BC concrete company blamed for racial slurs directed at employees by employees
A Metro Vancouver concrete company and one of its workers have been ordered to pay damages to a former employee who was subjected to racial slurs on the job.
A carpenter who identifies as Black and Mayan was named twice, according to the Spanish words for monkeys and apes, while working at Coquitlam, BC-based Whitewater Concrete. a recent decision by the BC Human Rights Tribunal.
“Calling a black man an ape or an ape exploits and reinforces the stereotype that black people are subhuman and unequal to others,” tribunal member Amber Prince wrote in the decision.
“This stereotype is particularly pernicious because it has been exploited by Europeans for centuries to justify colonial rule over people who are considered ‘primitive’, less ‘civilized’, and therefore less human.”
Prince wrote that the company and Whitewater employee Nicolas Pacheco are jointly liable for $2,500 plus interest for violating the dignity, feelings and personal respect of Raul Martinez Johnson.
However, the court rejected Martinez Johnson’s claim that the company had failed to address his harassment complaints and forced him to quit his job.
Prince noted that Whitewater took reasonable steps to investigate and address Martinez Johnson’s complaints about Pacheco and other employees when they were reported.

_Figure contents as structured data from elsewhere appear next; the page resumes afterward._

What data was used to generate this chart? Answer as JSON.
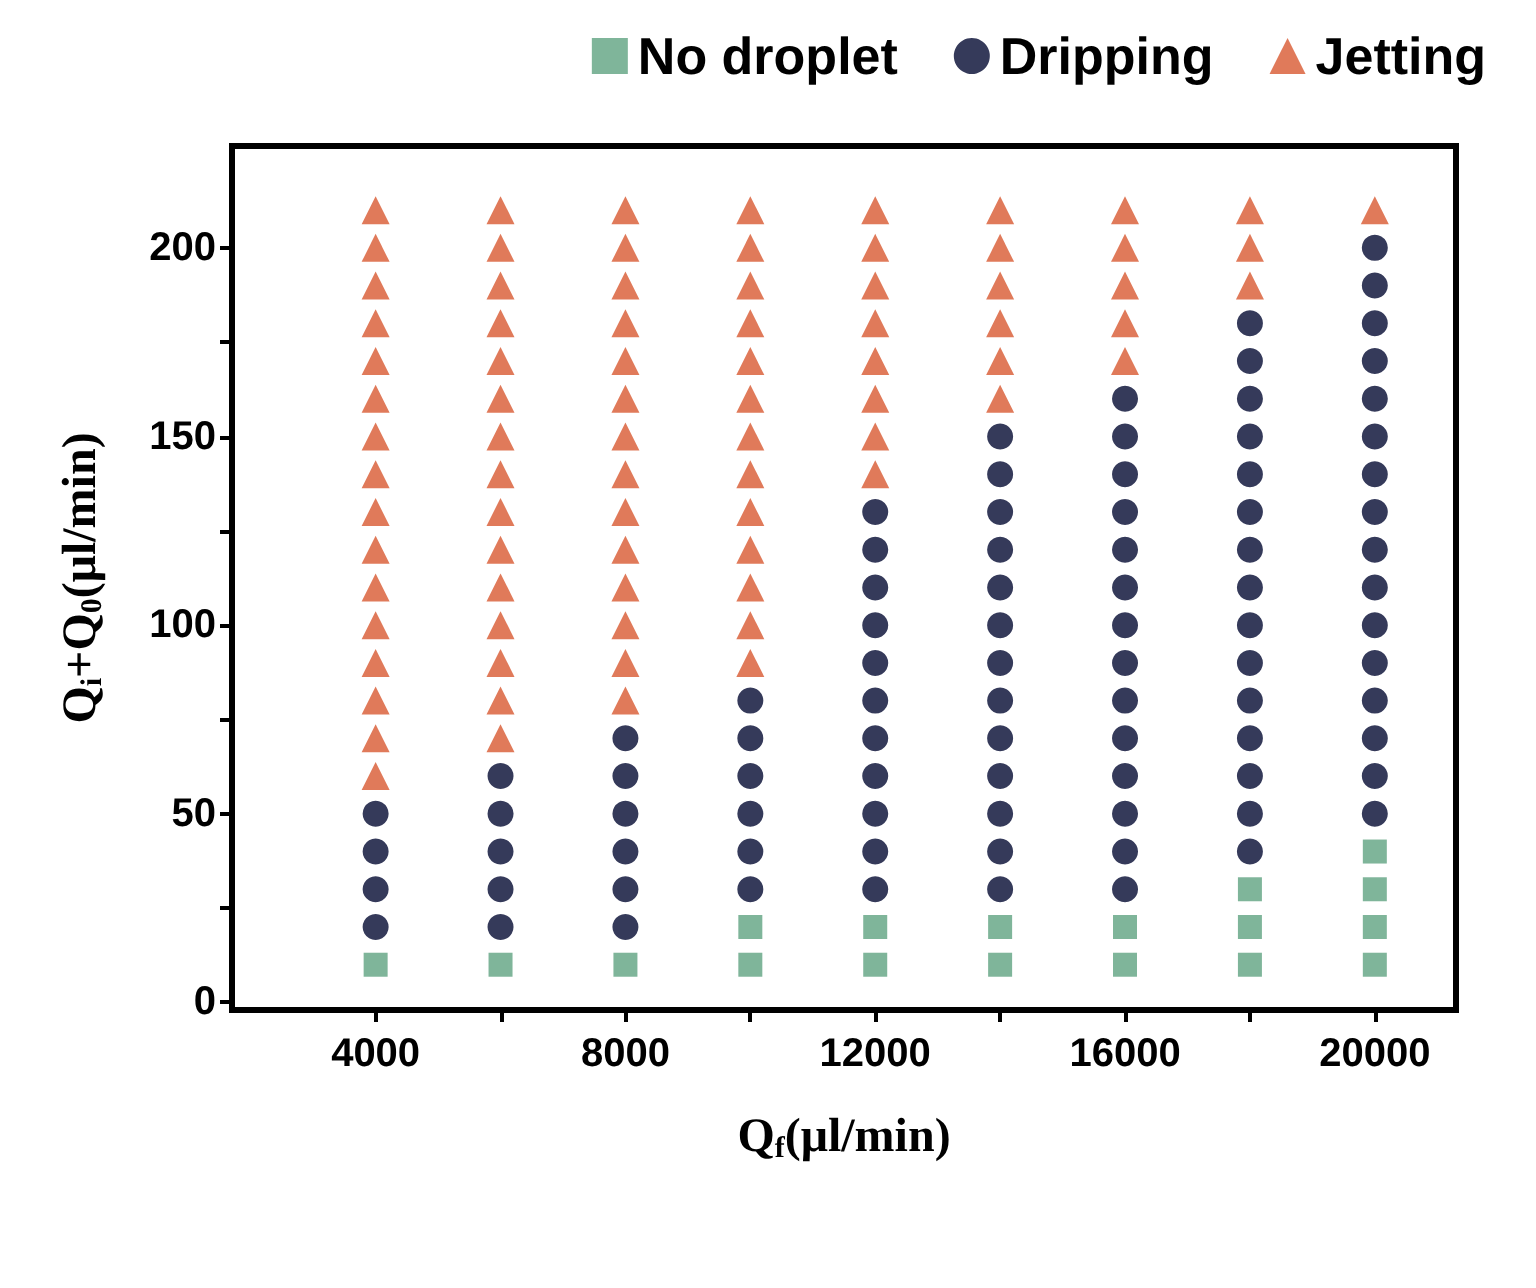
{
  "chart_data": {
    "type": "scatter",
    "xlabel": "Q$_{f}$(μl/min)",
    "ylabel": "Q$_{i}$+Q$_{0}$(μl/min)",
    "xlim": [
      1700,
      21300
    ],
    "xticks": [
      4000,
      {
        "value": 6000,
        "label": null
      },
      8000,
      {
        "value": 10000,
        "label": null
      },
      12000,
      {
        "value": 14000,
        "label": null
      },
      16000,
      {
        "value": 18000,
        "label": null
      },
      20000
    ],
    "ylim": [
      -2,
      227
    ],
    "yticks": [
      0,
      {
        "value": 25,
        "label": null
      },
      50,
      {
        "value": 75,
        "label": null
      },
      100,
      {
        "value": 125,
        "label": null
      },
      150,
      {
        "value": 175,
        "label": null
      },
      200
    ],
    "grid": false,
    "legend": "top right",
    "series": [
      {
        "name": "No droplet",
        "color": "#7fb59a",
        "marker": "square",
        "x": [
          4000,
          6000,
          8000,
          10000,
          10000,
          12000,
          12000,
          14000,
          14000,
          16000,
          16000,
          18000,
          18000,
          18000,
          20000,
          20000,
          20000,
          20000
        ],
        "values": [
          10,
          10,
          10,
          10,
          20,
          10,
          20,
          10,
          20,
          10,
          20,
          10,
          20,
          30,
          10,
          20,
          30,
          40
        ]
      },
      {
        "name": "Dripping",
        "color": "#353a5a",
        "marker": "circle",
        "x": [
          4000,
          4000,
          4000,
          4000,
          6000,
          6000,
          6000,
          6000,
          6000,
          8000,
          8000,
          8000,
          8000,
          8000,
          8000,
          10000,
          10000,
          10000,
          10000,
          10000,
          10000,
          12000,
          12000,
          12000,
          12000,
          12000,
          12000,
          12000,
          12000,
          12000,
          12000,
          12000,
          14000,
          14000,
          14000,
          14000,
          14000,
          14000,
          14000,
          14000,
          14000,
          14000,
          14000,
          14000,
          14000,
          16000,
          16000,
          16000,
          16000,
          16000,
          16000,
          16000,
          16000,
          16000,
          16000,
          16000,
          16000,
          16000,
          16000,
          18000,
          18000,
          18000,
          18000,
          18000,
          18000,
          18000,
          18000,
          18000,
          18000,
          18000,
          18000,
          18000,
          18000,
          18000,
          20000,
          20000,
          20000,
          20000,
          20000,
          20000,
          20000,
          20000,
          20000,
          20000,
          20000,
          20000,
          20000,
          20000,
          20000,
          20000
        ],
        "values": [
          20,
          30,
          40,
          50,
          20,
          30,
          40,
          50,
          60,
          20,
          30,
          40,
          50,
          60,
          70,
          30,
          40,
          50,
          60,
          70,
          80,
          30,
          40,
          50,
          60,
          70,
          80,
          90,
          100,
          110,
          120,
          130,
          30,
          40,
          50,
          60,
          70,
          80,
          90,
          100,
          110,
          120,
          130,
          140,
          150,
          30,
          40,
          50,
          60,
          70,
          80,
          90,
          100,
          110,
          120,
          130,
          140,
          150,
          160,
          40,
          50,
          60,
          70,
          80,
          90,
          100,
          110,
          120,
          130,
          140,
          150,
          160,
          170,
          180,
          50,
          60,
          70,
          80,
          90,
          100,
          110,
          120,
          130,
          140,
          150,
          160,
          170,
          180,
          190,
          200
        ]
      },
      {
        "name": "Jetting",
        "color": "#e07a5a",
        "marker": "triangle",
        "x": [
          4000,
          4000,
          4000,
          4000,
          4000,
          4000,
          4000,
          4000,
          4000,
          4000,
          4000,
          4000,
          4000,
          4000,
          4000,
          4000,
          6000,
          6000,
          6000,
          6000,
          6000,
          6000,
          6000,
          6000,
          6000,
          6000,
          6000,
          6000,
          6000,
          6000,
          6000,
          8000,
          8000,
          8000,
          8000,
          8000,
          8000,
          8000,
          8000,
          8000,
          8000,
          8000,
          8000,
          8000,
          8000,
          10000,
          10000,
          10000,
          10000,
          10000,
          10000,
          10000,
          10000,
          10000,
          10000,
          10000,
          10000,
          10000,
          12000,
          12000,
          12000,
          12000,
          12000,
          12000,
          12000,
          12000,
          14000,
          14000,
          14000,
          14000,
          14000,
          14000,
          16000,
          16000,
          16000,
          16000,
          16000,
          18000,
          18000,
          18000,
          20000
        ],
        "values": [
          60,
          70,
          80,
          90,
          100,
          110,
          120,
          130,
          140,
          150,
          160,
          170,
          180,
          190,
          200,
          210,
          70,
          80,
          90,
          100,
          110,
          120,
          130,
          140,
          150,
          160,
          170,
          180,
          190,
          200,
          210,
          80,
          90,
          100,
          110,
          120,
          130,
          140,
          150,
          160,
          170,
          180,
          190,
          200,
          210,
          90,
          100,
          110,
          120,
          130,
          140,
          150,
          160,
          170,
          180,
          190,
          200,
          210,
          140,
          150,
          160,
          170,
          180,
          190,
          200,
          210,
          160,
          170,
          180,
          190,
          200,
          210,
          170,
          180,
          190,
          200,
          210,
          190,
          200,
          210,
          210
        ]
      }
    ]
  }
}
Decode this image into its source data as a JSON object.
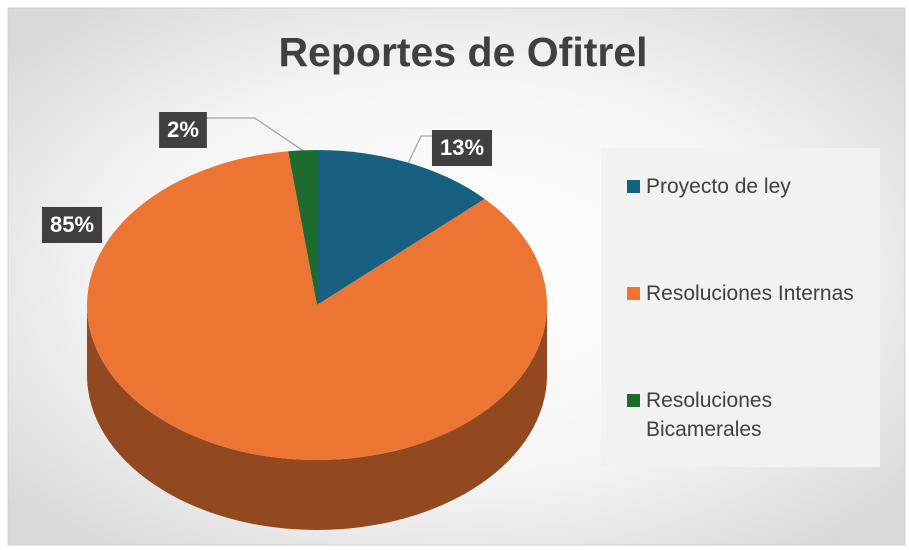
{
  "chart_data": {
    "type": "pie",
    "title": "Reportes de Ofitrel",
    "categories": [
      "Proyecto de ley",
      "Resoluciones Internas",
      "Resoluciones Bicamerales"
    ],
    "values": [
      13,
      85,
      2
    ],
    "value_labels": [
      "13%",
      "85%",
      "2%"
    ],
    "colors": [
      "#17607f",
      "#ed7534",
      "#1e6b2e"
    ],
    "legend": "right"
  }
}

CBC has reached out to Whitewater for comment.
“Embarrassed, served and disrespected”
According to the sentence, Pacheco admitted that in 2019 he called Martinez Johnson “a few times” at work, “mono,” the Spanish word for monkey, and “simio,” the Spanish word for monkey. Other employees reminded him to “pronounce” those words as a good thing.
Martinez Johnson told the tribunal that he “was embarrassed to be ridiculed and disrespected when he was called a monkey and a monkey,” the decision said.
Pacheco testified that the words were not meant to have racist connotations, and instead meant to imply that Martinez Johnson was “careless.”
But Prince said she has received no evidence to suggest that “mono” and “simio” are shorthand for “carefree” in Spanish, and the Spanish interpreter who assisted at the hearings said those words generally do not have understood in this way.
Prince also pointed out that during a WorkSafeBC investigation, Pacheco had a different explanation, saying he only used those words when he was “joking” at work.
Although Prince noted that Martinez Johnson was twice subjected to insults that amounted to discrimination based on race, color and national origin, she denied several other allegations of racism involving other Whitewater employees.
Prince noted that Martinez Johnson had made some of his own “offensive comments” toward Pacheco and other employees, but none of them were racial slurs.